Sources close to Netanyahu responded to the report by angrily denouncing the purported leak. “Why do you need a police investigation if there is already a recommendation? First they make the decision and then they investigate? This is an outrage,” an official close to Netanyahu told Hadashot.

Friday’s questioning won’t be the last faced by Netanyahu, as he is also a suspect in two other corruption probes, the so-called cases 1000 and 2000, two investigations in which police have already recommended bribery indictments.
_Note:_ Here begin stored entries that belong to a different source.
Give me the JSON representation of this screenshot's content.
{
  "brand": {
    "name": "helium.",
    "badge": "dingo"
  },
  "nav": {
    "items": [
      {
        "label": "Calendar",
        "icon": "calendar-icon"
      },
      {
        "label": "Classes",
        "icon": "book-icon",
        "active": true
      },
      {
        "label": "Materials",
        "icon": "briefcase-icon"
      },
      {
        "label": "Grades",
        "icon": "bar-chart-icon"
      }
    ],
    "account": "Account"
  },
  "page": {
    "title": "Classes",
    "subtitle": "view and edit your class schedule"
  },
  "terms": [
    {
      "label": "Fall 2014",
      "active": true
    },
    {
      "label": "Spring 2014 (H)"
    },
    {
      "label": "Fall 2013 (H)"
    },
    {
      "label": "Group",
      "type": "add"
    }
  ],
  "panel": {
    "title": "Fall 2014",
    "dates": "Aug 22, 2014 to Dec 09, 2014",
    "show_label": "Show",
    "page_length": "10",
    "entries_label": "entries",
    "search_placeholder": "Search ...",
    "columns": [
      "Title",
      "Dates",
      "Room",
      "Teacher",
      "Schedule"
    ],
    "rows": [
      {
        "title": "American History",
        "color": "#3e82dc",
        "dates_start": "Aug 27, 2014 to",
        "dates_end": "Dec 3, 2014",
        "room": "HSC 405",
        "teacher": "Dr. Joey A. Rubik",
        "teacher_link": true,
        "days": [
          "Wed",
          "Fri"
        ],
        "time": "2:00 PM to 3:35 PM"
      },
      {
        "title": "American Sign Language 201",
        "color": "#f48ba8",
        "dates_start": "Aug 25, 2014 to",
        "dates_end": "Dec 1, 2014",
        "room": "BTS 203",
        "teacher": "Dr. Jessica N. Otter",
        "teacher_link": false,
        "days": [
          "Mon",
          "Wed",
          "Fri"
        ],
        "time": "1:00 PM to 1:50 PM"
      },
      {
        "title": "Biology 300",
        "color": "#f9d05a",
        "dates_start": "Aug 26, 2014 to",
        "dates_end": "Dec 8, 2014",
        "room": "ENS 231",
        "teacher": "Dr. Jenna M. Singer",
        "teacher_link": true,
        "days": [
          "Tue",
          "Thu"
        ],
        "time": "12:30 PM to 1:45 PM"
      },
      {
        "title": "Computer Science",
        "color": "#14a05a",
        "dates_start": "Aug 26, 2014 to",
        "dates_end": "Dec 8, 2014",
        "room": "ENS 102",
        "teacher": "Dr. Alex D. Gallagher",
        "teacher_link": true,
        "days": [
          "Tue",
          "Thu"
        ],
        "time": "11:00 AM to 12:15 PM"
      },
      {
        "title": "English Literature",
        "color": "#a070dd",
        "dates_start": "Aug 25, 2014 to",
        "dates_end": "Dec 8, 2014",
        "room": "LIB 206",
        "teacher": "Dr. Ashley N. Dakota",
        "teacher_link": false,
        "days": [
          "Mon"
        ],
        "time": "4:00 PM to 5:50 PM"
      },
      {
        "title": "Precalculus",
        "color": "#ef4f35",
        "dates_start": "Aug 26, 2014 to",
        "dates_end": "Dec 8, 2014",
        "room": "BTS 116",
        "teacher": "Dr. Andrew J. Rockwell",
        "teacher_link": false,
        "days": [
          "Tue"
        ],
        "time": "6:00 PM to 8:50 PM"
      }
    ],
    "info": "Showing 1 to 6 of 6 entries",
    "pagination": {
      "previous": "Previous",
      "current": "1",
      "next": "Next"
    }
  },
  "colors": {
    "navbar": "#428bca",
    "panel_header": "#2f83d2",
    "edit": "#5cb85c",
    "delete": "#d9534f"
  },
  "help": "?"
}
The new rounds of questioning follow investigators’ discovery of new evidence in the case provided by former Netanyahu media adviser and confidant-turned-state witness, Nir Hefetz.
In Case 1000, the so-called “gifts scandal,” Netanyahu is suspected of “systematically” demanding benefits worth about NIS 1 million ($282,000) from billionaire benefactors, including Arnon Milchan and Australian resort owner James Packer, in exchange for favors.
Case 2000 involves a suspected illicit quid-pro-quo deal between Netanyahu and Yedioth Ahronoth newspaper publisher Arnon Mozes that would have seen the prime minister weaken a rival daily, the Sheldon Adelson-backed Israel Hayom, in return for more favorable coverage from Yedioth.
Netanyahu has denied wrongdoing in all of the cases, insisting the gifts were given by friends and were not bribes, and that he never intended to act on his conversations with Mozes.

Attorney General Avichai Mandelblit, who will make the final decision whether to indict the prime minister, reportedly intends to examine all three cases at the same time — which will be possible only after he receives the state attorney’s recommendations based on the final police reports.
That process puts the likely date of any final word on whether a trial may be in Netanyahu’s future in late 2019, possibly after the next Knesset elections. The next elections are currently slated for November 2019, but may very well be held earlier.
Times of Israel staff contributed to this report.